No final dos anos 70, meu pai cansou da vida agitada de Paris, mudou-se para o Sul da França onde adquiriu uma fábrica de rolhas. Na época, eu muito jovem, abandonei meus estudos e comecei a trabalhar com ele. Naquele tempo eu sonhava ser piloto ou engenheiro de avião e não tinha a menor ideia do que era a Enologia. Após um ano de trabalho em conjunto, um evento determinante acabou por direcionar o meu futuro profissional. Fui enviado como representante da empresa para participar de um workshop sobre engarrafamento e rolhas. Os palestrantes eram todos enólogos e, durante dois dias, assisti às apresentações e fiquei simplesmente fascinado. Percebi que fazer vinho tinha muito de científico. Eles falavam de tecnologia, maquinário, levedura, microscópio etc. Após esse evento, eu tive a certeza de que queria ser um enólogo. Pouco tempo depois, conclui meus estudos que estavam parados e, em seguida, enviei meus formulários para diversas Escolas de Enologia na França. Tive a grata surpresa de ser aceito para estudar no Instituto de Enologia de Bordeaux.
Etiene Carvallho – Durante seu curso de Enologia você fez um estágio nos Estados Unidos, não foi? Como foi estudar em Bordeaux e estagiar na Califórnia?
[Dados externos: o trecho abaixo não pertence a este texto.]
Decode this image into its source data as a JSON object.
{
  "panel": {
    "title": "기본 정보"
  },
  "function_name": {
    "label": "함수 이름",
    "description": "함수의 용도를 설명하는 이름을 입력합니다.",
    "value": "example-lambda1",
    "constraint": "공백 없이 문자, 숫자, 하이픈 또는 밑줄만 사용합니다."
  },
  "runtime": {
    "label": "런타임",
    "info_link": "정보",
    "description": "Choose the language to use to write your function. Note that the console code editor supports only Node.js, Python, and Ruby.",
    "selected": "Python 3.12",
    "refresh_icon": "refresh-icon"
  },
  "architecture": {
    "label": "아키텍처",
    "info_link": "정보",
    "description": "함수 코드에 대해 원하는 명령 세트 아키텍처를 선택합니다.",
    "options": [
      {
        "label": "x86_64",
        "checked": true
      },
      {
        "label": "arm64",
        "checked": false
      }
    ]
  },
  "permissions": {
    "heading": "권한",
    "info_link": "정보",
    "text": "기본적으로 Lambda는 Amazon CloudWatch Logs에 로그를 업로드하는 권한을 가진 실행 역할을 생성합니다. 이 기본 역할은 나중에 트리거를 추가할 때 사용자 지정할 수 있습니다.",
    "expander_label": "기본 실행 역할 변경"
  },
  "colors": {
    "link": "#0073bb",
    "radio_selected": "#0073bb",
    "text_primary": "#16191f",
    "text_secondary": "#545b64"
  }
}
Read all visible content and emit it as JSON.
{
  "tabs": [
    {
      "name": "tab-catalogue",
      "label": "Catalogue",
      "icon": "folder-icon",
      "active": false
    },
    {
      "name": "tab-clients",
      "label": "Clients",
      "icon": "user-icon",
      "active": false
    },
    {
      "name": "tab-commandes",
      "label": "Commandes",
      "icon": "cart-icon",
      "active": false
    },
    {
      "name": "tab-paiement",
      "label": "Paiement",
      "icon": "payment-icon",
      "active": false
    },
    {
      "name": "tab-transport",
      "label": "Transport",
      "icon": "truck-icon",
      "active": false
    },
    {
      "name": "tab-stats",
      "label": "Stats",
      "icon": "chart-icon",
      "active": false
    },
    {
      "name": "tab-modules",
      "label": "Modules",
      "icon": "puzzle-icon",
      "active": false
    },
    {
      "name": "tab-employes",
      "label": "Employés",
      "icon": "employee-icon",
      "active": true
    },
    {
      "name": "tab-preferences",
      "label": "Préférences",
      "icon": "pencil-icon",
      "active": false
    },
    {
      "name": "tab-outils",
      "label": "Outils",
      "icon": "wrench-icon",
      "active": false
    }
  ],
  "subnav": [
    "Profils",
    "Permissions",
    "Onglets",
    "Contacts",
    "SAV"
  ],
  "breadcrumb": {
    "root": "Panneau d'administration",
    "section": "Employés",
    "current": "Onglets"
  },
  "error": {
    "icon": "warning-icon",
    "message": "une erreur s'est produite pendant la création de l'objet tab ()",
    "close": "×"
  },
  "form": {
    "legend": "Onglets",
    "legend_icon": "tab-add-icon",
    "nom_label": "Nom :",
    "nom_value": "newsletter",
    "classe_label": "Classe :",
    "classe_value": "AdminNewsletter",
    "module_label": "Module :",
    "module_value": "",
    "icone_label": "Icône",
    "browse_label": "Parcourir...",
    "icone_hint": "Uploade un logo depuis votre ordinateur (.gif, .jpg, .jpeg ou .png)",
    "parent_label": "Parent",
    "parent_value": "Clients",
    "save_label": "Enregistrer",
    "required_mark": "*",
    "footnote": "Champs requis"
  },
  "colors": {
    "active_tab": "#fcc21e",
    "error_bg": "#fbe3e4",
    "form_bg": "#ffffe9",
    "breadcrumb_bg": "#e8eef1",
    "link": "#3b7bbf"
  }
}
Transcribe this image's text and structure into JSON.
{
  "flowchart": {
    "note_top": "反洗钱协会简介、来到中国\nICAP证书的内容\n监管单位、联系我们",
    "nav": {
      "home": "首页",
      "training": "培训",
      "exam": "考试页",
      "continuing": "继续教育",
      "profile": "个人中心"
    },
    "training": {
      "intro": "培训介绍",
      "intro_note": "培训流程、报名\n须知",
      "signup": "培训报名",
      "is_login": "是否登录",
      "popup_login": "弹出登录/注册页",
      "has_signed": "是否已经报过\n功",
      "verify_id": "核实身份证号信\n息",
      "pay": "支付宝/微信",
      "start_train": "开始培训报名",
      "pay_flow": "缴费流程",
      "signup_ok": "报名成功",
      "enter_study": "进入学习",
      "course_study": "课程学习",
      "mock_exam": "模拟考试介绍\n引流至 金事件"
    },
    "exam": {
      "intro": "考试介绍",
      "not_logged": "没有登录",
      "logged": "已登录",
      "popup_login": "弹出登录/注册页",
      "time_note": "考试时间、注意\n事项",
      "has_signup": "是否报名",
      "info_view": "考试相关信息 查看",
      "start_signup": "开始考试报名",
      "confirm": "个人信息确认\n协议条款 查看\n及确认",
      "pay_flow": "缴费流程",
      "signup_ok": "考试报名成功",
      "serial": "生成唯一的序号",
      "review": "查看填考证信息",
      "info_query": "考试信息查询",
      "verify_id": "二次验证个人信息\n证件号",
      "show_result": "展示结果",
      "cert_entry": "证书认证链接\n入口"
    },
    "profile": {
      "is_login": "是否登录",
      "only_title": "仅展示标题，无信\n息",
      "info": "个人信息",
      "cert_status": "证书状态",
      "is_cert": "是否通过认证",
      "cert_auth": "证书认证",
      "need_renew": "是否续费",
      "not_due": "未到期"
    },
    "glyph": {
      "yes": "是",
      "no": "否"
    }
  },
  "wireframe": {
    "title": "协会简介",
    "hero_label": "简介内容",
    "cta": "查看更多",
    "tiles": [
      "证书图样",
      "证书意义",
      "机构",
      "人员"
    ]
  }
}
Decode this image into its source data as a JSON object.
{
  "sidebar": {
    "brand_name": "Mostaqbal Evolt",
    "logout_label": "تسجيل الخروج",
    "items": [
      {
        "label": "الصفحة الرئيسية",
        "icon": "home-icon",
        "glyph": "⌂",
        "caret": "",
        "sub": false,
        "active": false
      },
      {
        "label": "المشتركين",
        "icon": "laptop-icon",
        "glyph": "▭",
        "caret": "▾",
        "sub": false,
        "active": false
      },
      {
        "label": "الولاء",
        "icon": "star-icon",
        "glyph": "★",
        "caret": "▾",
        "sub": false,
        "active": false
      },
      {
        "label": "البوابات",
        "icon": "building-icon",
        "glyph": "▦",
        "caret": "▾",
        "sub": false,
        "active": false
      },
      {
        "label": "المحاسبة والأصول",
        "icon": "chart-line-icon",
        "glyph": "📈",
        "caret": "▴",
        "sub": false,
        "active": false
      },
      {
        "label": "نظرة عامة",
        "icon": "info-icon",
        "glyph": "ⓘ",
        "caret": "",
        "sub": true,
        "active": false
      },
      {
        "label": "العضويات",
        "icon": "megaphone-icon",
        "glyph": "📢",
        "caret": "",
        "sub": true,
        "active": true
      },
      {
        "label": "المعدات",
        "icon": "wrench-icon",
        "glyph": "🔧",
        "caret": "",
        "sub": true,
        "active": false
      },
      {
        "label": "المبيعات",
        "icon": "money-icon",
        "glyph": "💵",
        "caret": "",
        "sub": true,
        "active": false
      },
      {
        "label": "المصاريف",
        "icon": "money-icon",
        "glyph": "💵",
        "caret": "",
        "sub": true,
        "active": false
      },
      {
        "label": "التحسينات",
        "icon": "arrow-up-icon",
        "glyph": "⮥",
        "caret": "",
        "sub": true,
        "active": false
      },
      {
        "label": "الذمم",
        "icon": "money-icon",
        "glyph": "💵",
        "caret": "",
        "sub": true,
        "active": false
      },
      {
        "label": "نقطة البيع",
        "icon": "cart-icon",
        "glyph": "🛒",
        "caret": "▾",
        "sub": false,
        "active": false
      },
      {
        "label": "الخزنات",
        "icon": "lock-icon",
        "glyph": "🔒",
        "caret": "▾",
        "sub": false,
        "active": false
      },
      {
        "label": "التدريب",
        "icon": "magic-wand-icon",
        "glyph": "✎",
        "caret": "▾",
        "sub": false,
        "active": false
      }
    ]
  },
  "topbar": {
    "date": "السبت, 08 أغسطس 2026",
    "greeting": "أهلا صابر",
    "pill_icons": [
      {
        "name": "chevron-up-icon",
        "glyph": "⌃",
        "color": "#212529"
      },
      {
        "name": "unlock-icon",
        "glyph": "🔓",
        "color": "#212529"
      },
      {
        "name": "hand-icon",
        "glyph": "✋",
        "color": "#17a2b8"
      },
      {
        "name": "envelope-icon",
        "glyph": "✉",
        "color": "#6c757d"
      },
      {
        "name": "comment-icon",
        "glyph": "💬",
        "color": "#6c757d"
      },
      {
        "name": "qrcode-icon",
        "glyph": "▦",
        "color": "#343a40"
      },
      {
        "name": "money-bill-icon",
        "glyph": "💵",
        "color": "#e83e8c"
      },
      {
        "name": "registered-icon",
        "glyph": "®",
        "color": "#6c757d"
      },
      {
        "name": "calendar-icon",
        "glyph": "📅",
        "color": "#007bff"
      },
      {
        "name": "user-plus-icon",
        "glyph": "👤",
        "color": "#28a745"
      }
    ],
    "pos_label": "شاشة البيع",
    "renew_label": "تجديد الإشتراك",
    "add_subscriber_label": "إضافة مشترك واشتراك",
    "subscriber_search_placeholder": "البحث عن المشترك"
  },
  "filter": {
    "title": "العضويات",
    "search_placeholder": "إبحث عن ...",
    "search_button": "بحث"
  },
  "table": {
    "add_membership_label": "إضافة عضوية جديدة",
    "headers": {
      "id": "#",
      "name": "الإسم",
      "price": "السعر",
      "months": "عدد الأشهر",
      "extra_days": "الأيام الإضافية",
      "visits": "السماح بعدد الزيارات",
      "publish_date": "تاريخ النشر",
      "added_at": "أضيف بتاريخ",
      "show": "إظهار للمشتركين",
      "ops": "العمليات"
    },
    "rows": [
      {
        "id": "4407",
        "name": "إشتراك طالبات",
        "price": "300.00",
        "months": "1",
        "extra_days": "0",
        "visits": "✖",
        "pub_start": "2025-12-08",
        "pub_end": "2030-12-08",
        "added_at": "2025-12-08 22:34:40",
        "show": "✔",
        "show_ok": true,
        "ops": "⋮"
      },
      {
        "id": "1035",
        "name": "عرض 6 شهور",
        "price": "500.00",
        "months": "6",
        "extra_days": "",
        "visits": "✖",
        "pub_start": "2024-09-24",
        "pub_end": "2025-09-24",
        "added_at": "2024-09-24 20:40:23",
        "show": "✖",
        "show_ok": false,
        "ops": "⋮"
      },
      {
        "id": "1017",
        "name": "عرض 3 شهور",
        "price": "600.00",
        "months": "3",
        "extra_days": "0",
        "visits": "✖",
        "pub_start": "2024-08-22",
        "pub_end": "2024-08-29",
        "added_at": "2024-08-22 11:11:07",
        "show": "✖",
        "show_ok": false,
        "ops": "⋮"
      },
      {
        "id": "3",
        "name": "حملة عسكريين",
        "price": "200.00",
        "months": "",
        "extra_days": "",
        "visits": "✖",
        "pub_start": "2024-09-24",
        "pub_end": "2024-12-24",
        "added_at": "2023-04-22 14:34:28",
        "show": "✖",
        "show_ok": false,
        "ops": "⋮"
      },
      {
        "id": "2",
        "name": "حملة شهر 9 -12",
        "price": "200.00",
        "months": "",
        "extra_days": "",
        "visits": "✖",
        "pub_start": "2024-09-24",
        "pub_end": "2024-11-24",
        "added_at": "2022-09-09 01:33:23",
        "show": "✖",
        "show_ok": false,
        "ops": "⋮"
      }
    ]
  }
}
Em 1981 passei seis meses na Califórnia para realizar um estágio na área. Nessa época, os Estados Unidos eram muito pouco reconhecidos na produção de vinhos. Mas, eu sempre fui um pouco rebelde, e apesar de meus professores na época me dizerem que eu estava louco por deixar Bordeaux para estagiar na Califórnia, eu insisti e fui trabalhar por seis meses em uma pequena vinícola nos EUA. Lá, aprendi muitas práticas diferentes das adotadas na França e, principalmente, aprimorei meu inglês, já que, naquela época, não havia muitos enólogos fluentes nesse idioma. Esse estágio foi algo que acabou fazendo muita diferença na minha vida profissional.
Etiene Carvalho – E a sua tese sobre cortiça no final dos seus estudos de Enologia também foi importante para a sua carreira internacional não é mesmo?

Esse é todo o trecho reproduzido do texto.